What is the level of importance of the data verification step in the data journalism process?
We will look to see if we can find other sources of the same or similar information — it might be collected by different organisations or individuals with different motivations or methods. We will look at how they compare, and whether they tell similar stories.
We will look at the cleanliness of the data – that includes things like looking for outliers that might be wrong, it might be misspellings or inconsistent spellings, correcting data formats or making sure they’re consistent, changing categories or boundaries, and so on.
Finally, once we have identified what our story is about, we will check those particular details.
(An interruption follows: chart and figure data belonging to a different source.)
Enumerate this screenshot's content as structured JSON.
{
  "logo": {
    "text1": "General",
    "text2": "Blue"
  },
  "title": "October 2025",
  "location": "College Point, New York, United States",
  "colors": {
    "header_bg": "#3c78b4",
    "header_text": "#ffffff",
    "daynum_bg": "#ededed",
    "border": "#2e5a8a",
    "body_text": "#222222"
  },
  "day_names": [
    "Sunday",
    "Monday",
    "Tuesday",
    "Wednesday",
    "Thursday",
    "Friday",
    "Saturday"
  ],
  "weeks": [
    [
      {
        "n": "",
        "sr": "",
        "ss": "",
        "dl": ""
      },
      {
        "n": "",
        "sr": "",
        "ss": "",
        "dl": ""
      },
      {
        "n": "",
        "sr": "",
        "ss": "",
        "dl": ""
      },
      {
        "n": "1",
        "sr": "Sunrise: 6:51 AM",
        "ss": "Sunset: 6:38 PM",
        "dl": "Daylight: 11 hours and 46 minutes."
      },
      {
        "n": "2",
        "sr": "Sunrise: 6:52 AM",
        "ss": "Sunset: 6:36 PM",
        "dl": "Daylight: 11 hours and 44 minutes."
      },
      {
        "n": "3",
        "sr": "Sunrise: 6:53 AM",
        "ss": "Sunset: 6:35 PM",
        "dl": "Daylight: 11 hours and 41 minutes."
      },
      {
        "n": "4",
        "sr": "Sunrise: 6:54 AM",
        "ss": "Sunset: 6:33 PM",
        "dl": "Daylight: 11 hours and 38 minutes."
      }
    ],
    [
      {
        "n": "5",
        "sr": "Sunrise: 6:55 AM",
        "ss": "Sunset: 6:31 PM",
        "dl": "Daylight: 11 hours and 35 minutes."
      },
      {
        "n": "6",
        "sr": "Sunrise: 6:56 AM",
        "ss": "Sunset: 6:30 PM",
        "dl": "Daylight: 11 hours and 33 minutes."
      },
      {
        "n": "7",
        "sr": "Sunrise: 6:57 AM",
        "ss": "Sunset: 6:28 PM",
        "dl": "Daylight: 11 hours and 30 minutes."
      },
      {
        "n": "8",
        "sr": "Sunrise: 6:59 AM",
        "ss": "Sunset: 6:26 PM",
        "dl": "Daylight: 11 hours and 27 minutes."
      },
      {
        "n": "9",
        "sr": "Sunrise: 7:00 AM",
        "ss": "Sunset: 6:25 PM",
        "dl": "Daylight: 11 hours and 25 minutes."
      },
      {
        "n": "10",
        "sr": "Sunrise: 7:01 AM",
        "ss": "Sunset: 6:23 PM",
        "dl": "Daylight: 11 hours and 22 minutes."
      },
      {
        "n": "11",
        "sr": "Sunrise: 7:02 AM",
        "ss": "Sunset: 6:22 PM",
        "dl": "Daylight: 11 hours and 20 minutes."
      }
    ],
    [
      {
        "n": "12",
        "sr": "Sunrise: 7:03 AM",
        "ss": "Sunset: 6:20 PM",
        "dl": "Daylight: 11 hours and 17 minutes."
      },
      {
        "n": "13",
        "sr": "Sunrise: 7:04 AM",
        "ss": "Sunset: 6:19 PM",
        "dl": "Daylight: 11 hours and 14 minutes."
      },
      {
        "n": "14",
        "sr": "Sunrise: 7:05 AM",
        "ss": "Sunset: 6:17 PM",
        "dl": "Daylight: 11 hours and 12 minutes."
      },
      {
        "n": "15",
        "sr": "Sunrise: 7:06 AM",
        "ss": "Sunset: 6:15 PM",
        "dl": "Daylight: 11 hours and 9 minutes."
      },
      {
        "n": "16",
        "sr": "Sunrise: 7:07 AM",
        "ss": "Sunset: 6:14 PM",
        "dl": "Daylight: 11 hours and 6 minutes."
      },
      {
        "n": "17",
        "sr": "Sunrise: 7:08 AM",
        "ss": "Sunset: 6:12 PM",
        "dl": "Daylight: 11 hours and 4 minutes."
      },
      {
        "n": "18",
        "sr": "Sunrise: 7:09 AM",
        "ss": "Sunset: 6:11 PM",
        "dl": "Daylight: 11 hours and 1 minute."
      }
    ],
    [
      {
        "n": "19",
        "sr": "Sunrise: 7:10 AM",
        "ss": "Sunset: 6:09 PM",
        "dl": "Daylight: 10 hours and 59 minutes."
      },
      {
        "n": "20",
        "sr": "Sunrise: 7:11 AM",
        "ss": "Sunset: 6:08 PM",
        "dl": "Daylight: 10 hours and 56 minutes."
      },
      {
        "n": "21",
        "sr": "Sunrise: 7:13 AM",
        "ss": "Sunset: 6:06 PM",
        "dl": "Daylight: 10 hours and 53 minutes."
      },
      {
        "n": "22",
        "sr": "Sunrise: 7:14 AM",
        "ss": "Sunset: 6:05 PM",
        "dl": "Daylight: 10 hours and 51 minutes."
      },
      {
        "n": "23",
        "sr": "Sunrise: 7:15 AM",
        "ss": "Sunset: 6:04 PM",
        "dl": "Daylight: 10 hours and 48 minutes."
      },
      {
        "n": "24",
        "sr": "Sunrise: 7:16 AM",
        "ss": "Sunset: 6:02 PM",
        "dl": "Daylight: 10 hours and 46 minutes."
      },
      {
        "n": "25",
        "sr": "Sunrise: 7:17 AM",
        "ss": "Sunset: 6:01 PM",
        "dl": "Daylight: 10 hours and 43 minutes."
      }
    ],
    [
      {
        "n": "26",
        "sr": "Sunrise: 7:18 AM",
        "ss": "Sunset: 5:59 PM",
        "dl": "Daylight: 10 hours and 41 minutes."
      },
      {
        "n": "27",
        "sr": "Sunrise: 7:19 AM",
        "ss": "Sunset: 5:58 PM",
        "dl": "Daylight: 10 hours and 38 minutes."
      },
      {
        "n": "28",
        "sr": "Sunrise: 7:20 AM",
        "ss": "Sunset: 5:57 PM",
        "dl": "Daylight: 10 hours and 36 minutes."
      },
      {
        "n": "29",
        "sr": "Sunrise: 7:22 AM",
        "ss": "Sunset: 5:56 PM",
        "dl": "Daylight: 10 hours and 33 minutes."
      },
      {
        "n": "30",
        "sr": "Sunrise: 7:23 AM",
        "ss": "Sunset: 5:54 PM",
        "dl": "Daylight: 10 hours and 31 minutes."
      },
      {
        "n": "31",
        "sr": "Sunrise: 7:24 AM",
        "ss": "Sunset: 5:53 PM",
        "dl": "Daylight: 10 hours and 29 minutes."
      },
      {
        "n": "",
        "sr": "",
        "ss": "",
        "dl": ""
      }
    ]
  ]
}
For example, if the data says one police force has the most unsolved crime, we will approach that force and ask them why this appears to be the case.
They might reply saying that the analysis is wrong, in which case we ask them to explain why they think that. In some cases this might merely be an attempt to ‘spin’ the data a particular way, or to mislead the journalist and put them off the trail, so it is important to not take their word for that, and to check what they say.
In some cases we may find that they are correct and a mistake was made. In some cases they will realise that the published data was incorrect, in which case it becomes a story about that — and the fact that they (should now) have to correct it, and what decisions were made based on the wrong data.
In your opinion, are the techniques of data journalism making the journalists play the role of gatekeepers again — and how?
I don’t think journalists ever stopped being gatekeepers. They have become less powerful as gatekeepers, certainly, now that most sources can access audiences directly. But many sources cannot access the same audiences, at the same scale, or in the same contexts.
Many publishers have reached for data journalism as one way to reestablish their authority in the context of such competition.
In some cases this makes them the sole gatekeeper (where only they have the data) but in many they are just one source of that data. It’s worth acknowledging that organisations like the Office for National Statistics now employ their own data journalists to tell stories about their data, for example.